Angel Tax in India: A Looming Obstacle for Startups
Demystifying the Web of Tax Regulations
What is Angel Tax?
Angel tax, also known as Section 56(2)(viib) of the Income Tax Act, casts a long shadow over the burgeoning startup ecosystem in India. It levies a tax on unlisted companies when they receive funding from angel investors, often through the issuance of shares.
The Genesis of Angel Tax
Angel tax was initially introduced as a measure to curb money laundering and tax evasion. However, its broad application has inadvertently ensnared legitimate startups, stifling their growth and innovation.
The CII's Plea
Recognizing the detrimental impact of angel tax, the Confederation of Indian Industry (CII) has strongly urged the government to scrap Section 56(2)(viib). The CII argues that the tax discourages foreign investment and hinders the development of a robust startup environment.

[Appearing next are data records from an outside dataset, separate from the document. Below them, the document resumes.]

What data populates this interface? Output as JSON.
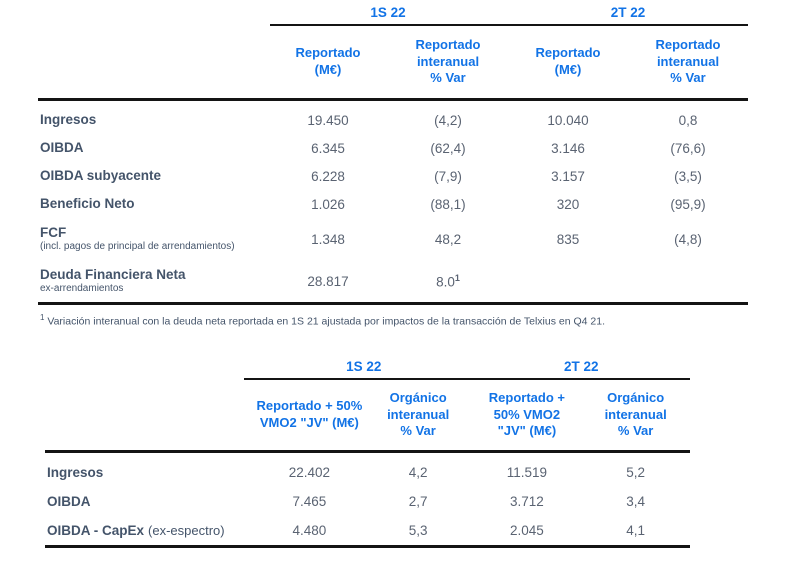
{
  "colors": {
    "accent_blue": "#1273E6",
    "label_dark": "#44546A",
    "value_gray": "#5A6372",
    "rule_black": "#141414"
  },
  "table1": {
    "groups": [
      "1S 22",
      "2T 22"
    ],
    "columns": [
      "Reportado\n(M€)",
      "Reportado\ninteranual\n% Var",
      "Reportado\n(M€)",
      "Reportado\ninteranual\n% Var"
    ],
    "rows": [
      {
        "label": "Ingresos",
        "sublabel": "",
        "values": [
          "19.450",
          "(4,2)",
          "10.040",
          "0,8"
        ]
      },
      {
        "label": "OIBDA",
        "sublabel": "",
        "values": [
          "6.345",
          "(62,4)",
          "3.146",
          "(76,6)"
        ]
      },
      {
        "label": "OIBDA subyacente",
        "sublabel": "",
        "values": [
          "6.228",
          "(7,9)",
          "3.157",
          "(3,5)"
        ]
      },
      {
        "label": "Beneficio Neto",
        "sublabel": "",
        "values": [
          "1.026",
          "(88,1)",
          "320",
          "(95,9)"
        ]
      },
      {
        "label": "FCF",
        "sublabel": "(incl. pagos de principal de arrendamientos)",
        "values": [
          "1.348",
          "48,2",
          "835",
          "(4,8)"
        ]
      },
      {
        "label": "Deuda Financiera Neta",
        "sublabel": "ex-arrendamientos",
        "values": [
          "28.817",
          "8.0",
          "",
          ""
        ],
        "var_superscript": "1"
      }
    ],
    "footnote": {
      "sup": "1",
      "text": " Variación interanual con la deuda neta reportada en 1S 21 ajustada por impactos de la transacción de Telxius en Q4 21."
    }
  },
  "table2": {
    "groups": [
      "1S 22",
      "2T 22"
    ],
    "columns": [
      "Reportado + 50%\nVMO2 \"JV\" (M€)",
      "Orgánico\ninteranual\n% Var",
      "Reportado +\n50% VMO2\n\"JV\" (M€)",
      "Orgánico\ninteranual\n% Var"
    ],
    "rows": [
      {
        "label": "Ingresos",
        "suffix": "",
        "values": [
          "22.402",
          "4,2",
          "11.519",
          "5,2"
        ]
      },
      {
        "label": "OIBDA",
        "suffix": "",
        "values": [
          "7.465",
          "2,7",
          "3.712",
          "3,4"
        ]
      },
      {
        "label": "OIBDA - CapEx",
        "suffix": "(ex-espectro)",
        "values": [
          "4.480",
          "5,3",
          "2.045",
          "4,1"
        ]
      }
    ]
  }
}
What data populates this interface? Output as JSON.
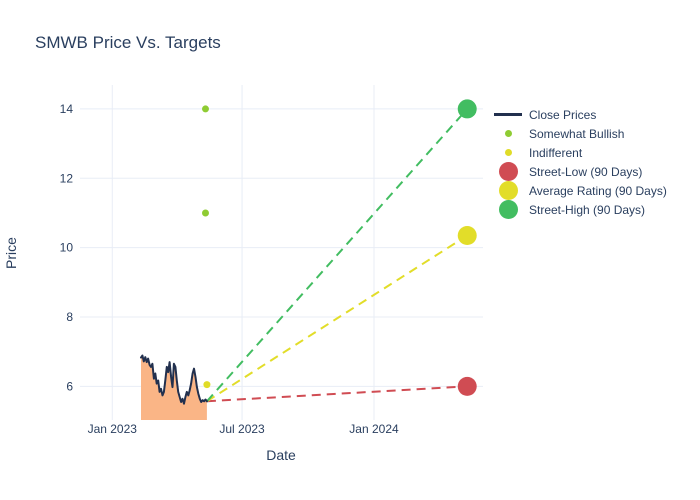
{
  "chart_data": {
    "type": "line",
    "title": "SMWB Price Vs. Targets",
    "xlabel": "Date",
    "ylabel": "Price",
    "x_domain": [
      "2022-11-17",
      "2024-06-01"
    ],
    "y_domain": [
      5.03,
      14.69
    ],
    "x_ticks": [
      {
        "date": "2023-01-01",
        "label": "Jan 2023"
      },
      {
        "date": "2023-07-01",
        "label": "Jul 2023"
      },
      {
        "date": "2024-01-01",
        "label": "Jan 2024"
      }
    ],
    "y_ticks": [
      6,
      8,
      10,
      12,
      14
    ],
    "grid": true,
    "legend_position": "right",
    "colors": {
      "text": "#2a3f5f",
      "grid": "#e8edf6",
      "background": "#ffffff"
    },
    "close_prices": {
      "name": "Close Prices",
      "color": "#22304e",
      "fill_color": "#fab586",
      "dates": [
        "2023-02-10",
        "2023-02-12",
        "2023-02-14",
        "2023-02-16",
        "2023-02-18",
        "2023-02-20",
        "2023-02-22",
        "2023-02-24",
        "2023-02-26",
        "2023-02-28",
        "2023-03-02",
        "2023-03-04",
        "2023-03-06",
        "2023-03-08",
        "2023-03-10",
        "2023-03-12",
        "2023-03-14",
        "2023-03-16",
        "2023-03-18",
        "2023-03-20",
        "2023-03-22",
        "2023-03-24",
        "2023-03-26",
        "2023-03-28",
        "2023-03-30",
        "2023-04-01",
        "2023-04-03",
        "2023-04-05",
        "2023-04-07",
        "2023-04-09",
        "2023-04-11",
        "2023-04-13",
        "2023-04-15",
        "2023-04-17",
        "2023-04-19",
        "2023-04-21",
        "2023-04-23",
        "2023-04-25",
        "2023-04-27",
        "2023-04-29",
        "2023-05-01",
        "2023-05-03",
        "2023-05-05",
        "2023-05-07",
        "2023-05-09",
        "2023-05-11",
        "2023-05-13"
      ],
      "prices": [
        6.83,
        6.89,
        6.72,
        6.84,
        6.7,
        6.8,
        6.62,
        6.56,
        6.65,
        6.22,
        6.37,
        6.08,
        6.17,
        5.84,
        5.93,
        5.74,
        5.84,
        6.17,
        6.56,
        6.41,
        6.7,
        6.27,
        5.98,
        6.65,
        6.56,
        6.17,
        5.84,
        5.69,
        5.55,
        5.64,
        5.5,
        5.69,
        5.84,
        5.74,
        5.89,
        6.08,
        6.37,
        6.51,
        6.27,
        5.98,
        5.79,
        5.64,
        5.55,
        5.6,
        5.57,
        5.62,
        5.57
      ]
    },
    "ratings": [
      {
        "name": "Somewhat Bullish",
        "color": "#8fcc33",
        "points": [
          {
            "date": "2023-05-11",
            "price": 14.0
          },
          {
            "date": "2023-05-11",
            "price": 11.0
          }
        ]
      },
      {
        "name": "Indifferent",
        "color": "#e0dc28",
        "points": [
          {
            "date": "2023-05-13",
            "price": 6.05
          }
        ]
      }
    ],
    "targets": [
      {
        "name": "Street-Low (90 Days)",
        "color": "#d04c53",
        "date": "2024-05-10",
        "price": 6.0
      },
      {
        "name": "Average Rating (90 Days)",
        "color": "#e2dd29",
        "date": "2024-05-10",
        "price": 10.35
      },
      {
        "name": "Street-High (90 Days)",
        "color": "#42bd61",
        "date": "2024-05-10",
        "price": 14.0
      }
    ],
    "legend": [
      {
        "label": "Close Prices",
        "marker": "line",
        "color": "#22304e"
      },
      {
        "label": "Somewhat Bullish",
        "marker": "dot-small",
        "color": "#8fcc33"
      },
      {
        "label": "Indifferent",
        "marker": "dot-small",
        "color": "#e0dc28"
      },
      {
        "label": "Street-Low (90 Days)",
        "marker": "dot-large",
        "color": "#d04c53"
      },
      {
        "label": "Average Rating (90 Days)",
        "marker": "dot-large",
        "color": "#e2dd29"
      },
      {
        "label": "Street-High (90 Days)",
        "marker": "dot-large",
        "color": "#42bd61"
      }
    ]
  }
}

Unfair Valuation and Arbitrary Assessments
Angel tax becomes particularly onerous when companies are subjected to arbitrary valuations of their shares. This often leads to excessive tax burdens, straining the financial resources of young and promising startups.
A Call for Reform
The startup community has consistently advocated for reforming or abolishing angel tax. It has highlighted the need for clarity in valuation guidelines and a more transparent process for tax assessment. Without substantial changes, angel tax will continue to impede the growth of India's startup ecosystem, potentially stifling innovation and economic progress.